Optionally, when generating the recipient's personalized variable data document by implementing the semantic queries for the dynamic element fields to select dynamic data from the set of candidate data, the system may query the set of candidate data using a semantic query technique to return one or more attribute-value pairs, and it may use a semantic reasoning technique to identify one of the attribute-value pairs that is relevant to at least some of the personalized data for that recipient. In such a case, when including indicia of the selected dynamic data in a dynamic element field, the system may populate the dynamic element field with data corresponding to the identified attribute-value pair.
Optionally, when selecting the semantic annotation and annotating the first dynamic element field with the selected semantic annotation, the system may select, from the set of candidate data, an audiovisual media asset that is semantically associated with the data category, and it may identify a location of the selected audiovisual media asset. If so, then it may set the reference locator of the semantic annotation to include a reference locator that, when selected, causes access of the selected audiovisual media asset to be served from the location.
Alternatively, when selecting the semantic annotation and annotating the first dynamic element field with the selected semantic annotation, the system may select, from the set of candidate data, a survey or product review that is semantically associated with the data category, and it may identify a location of the selected survey or product review.
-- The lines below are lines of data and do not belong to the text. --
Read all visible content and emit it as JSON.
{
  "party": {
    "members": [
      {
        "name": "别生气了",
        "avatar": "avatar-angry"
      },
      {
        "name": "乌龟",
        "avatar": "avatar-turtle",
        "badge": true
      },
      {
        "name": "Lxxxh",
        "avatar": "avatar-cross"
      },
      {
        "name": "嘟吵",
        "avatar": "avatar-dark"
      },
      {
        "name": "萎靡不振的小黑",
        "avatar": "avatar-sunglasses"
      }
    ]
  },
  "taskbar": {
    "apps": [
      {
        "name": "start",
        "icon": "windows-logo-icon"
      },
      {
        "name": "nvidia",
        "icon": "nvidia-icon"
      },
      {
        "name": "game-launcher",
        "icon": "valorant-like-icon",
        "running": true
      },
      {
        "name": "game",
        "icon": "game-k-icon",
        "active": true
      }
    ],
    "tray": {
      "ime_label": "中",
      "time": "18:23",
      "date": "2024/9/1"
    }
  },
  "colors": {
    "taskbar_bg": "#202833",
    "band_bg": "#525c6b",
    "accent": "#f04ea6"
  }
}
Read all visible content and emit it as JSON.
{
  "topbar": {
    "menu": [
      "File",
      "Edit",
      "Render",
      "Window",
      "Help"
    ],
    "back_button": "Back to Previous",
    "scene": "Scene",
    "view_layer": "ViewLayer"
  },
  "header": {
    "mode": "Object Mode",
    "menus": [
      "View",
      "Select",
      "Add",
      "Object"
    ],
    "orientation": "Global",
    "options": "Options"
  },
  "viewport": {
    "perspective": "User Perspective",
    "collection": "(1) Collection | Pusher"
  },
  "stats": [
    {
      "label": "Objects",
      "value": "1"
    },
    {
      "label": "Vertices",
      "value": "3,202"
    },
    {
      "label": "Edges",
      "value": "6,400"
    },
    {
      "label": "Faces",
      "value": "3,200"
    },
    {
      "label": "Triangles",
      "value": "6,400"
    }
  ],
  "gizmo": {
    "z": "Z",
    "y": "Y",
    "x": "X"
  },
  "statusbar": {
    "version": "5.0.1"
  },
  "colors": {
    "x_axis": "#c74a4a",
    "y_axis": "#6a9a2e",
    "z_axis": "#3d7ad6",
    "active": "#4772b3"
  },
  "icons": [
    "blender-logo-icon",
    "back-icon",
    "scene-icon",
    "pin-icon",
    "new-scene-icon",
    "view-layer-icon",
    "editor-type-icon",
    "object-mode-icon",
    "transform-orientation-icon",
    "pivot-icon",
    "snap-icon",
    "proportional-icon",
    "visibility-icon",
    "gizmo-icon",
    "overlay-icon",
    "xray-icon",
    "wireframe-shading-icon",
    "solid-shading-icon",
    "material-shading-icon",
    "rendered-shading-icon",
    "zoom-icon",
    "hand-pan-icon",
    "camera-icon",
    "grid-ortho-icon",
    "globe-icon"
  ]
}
If so, then it may set the reference locator of the semantic annotation to include a reference locator that, when selected, causes access of the selected survey or product review to be served from the location.
Alternatively, when selecting the semantic annotation and annotating the first dynamic element field with the selected semantic annotation, the system may select, from the set of candidate data, a wiki or recipe that is semantically associated with the data category, and it may identify a location of the selected wiki or recipe. If so, then it may set the reference locator of the semantic annotation to include be a reference locator that, when selected, causes access of the selected wiki or recipe to be served from the location.
In an alternative embodiment, a system that includes one or more processing devices may implement a method of generating a variable data document by identifying a variable data document template having one or more static element fields and one or more dynamic element fields. The system may select a first one of the dynamic element fields, and it may associate a semantic query with the selected dynamic element field. The semantic query defines an action for associating dynamic data with the dynamic element field. The system may then identify a recipient and generate a personalized document template for the recipient by identifying a set of candidate data to be populated in one or more of the dynamic element fields and associating a personalized reference locator at which the recipient may retrieve a personalized variable data document in accordance with the recipient's personalized template. When the system receives a request that includes the personalized reference locator, then in response the system may generate a personalized variable data document in accordance with the personalized document template by implementing the semantic query to select dynamic data from the set of candidate data, and including indicia of the selected dynamic data in the selected dynamic element field.
Optionally, in this embodiment, when generating the personalized document template the system may identify a data category and annotate the first dynamic element field with a semantic annotation that includes a reference locator which corresponds to a content source that is semantically associated with the data category, at least some of the personalized data for that recipient, or both. If so, when identifying the set of candidate data the system may identify a set of candidate data that is available at the content source.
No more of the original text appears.